После метели усилился мороз; согнутое тело затекло, боль разлилась по всем конечностям. Василия мучила жажда. Он отколупывал непослушными пальцами кусочки коры, и они были дресвою для его рта. (Притч. 20:17: Сладок для человека хлеб, приобретенный неправдою; но после рот его наполнится дресвою). «Господи, за что? Что я такого сделал? Зачем Ты допустил мое рождение? Ни дня своей жизни я не был счастлив! И теперь должен умереть в этой гробине заживо или Ты приготовил меня едой для волчьей стаи???»

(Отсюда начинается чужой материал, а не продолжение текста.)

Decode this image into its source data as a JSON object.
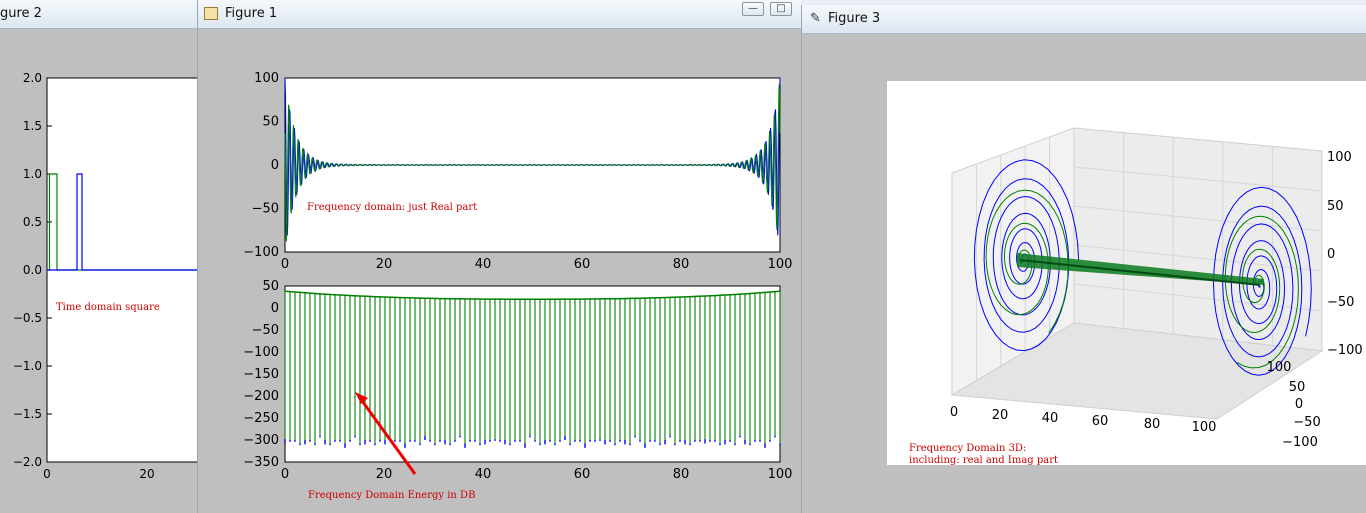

Поток воплей был остановлен возвращением Филина. Пришлось тесниться. Под боком у себя Василий нащупал почтовую сумку; с большим трудом притянул ее под голову. Хищная птица спала, распластавшись крыльями по стенкам дупла. Пока не стемнело, Василий осторожно вытаскивал письма из сумки. Сначала он хотел их выбросить, чтобы освободить себе место; воспаленный разум шептал: «...ибо прах ты и в прах возвратишься» (Быт. 3:19), а бессмертная душа взывала: «Господи: (Ис. 6:8) вот я, пошли меня…»

Какой-то неизведанный доселе духовный ураган захватил Василия. Он судорожно вскрывал письма — «Как прекрасны ноги благовествующих мир, благовествующих благое!» — он не помнил, откуда эти слова, но теперь они обрели для него жгучий, болезненный смысл. Его «ноги» заблудились, его «благая весть» — чужие слезы и надежды — застряла в нем самом. Почтальон же призван доставлять почту! Вот первое — жалоба г-ну Плевако от женщины на заводоуправление. Муж погиб на производстве, ее с детьми выгнали с мизерной пенсией на улицу. Голодают, продала дочь… Куда можно продать тринадцатилетнюю девочку? Слезы беспомощности и ярости вскипели на глазах Василия. Он не выполнил даже такого простого задания, как донести жалобу отчаявшейся женщины.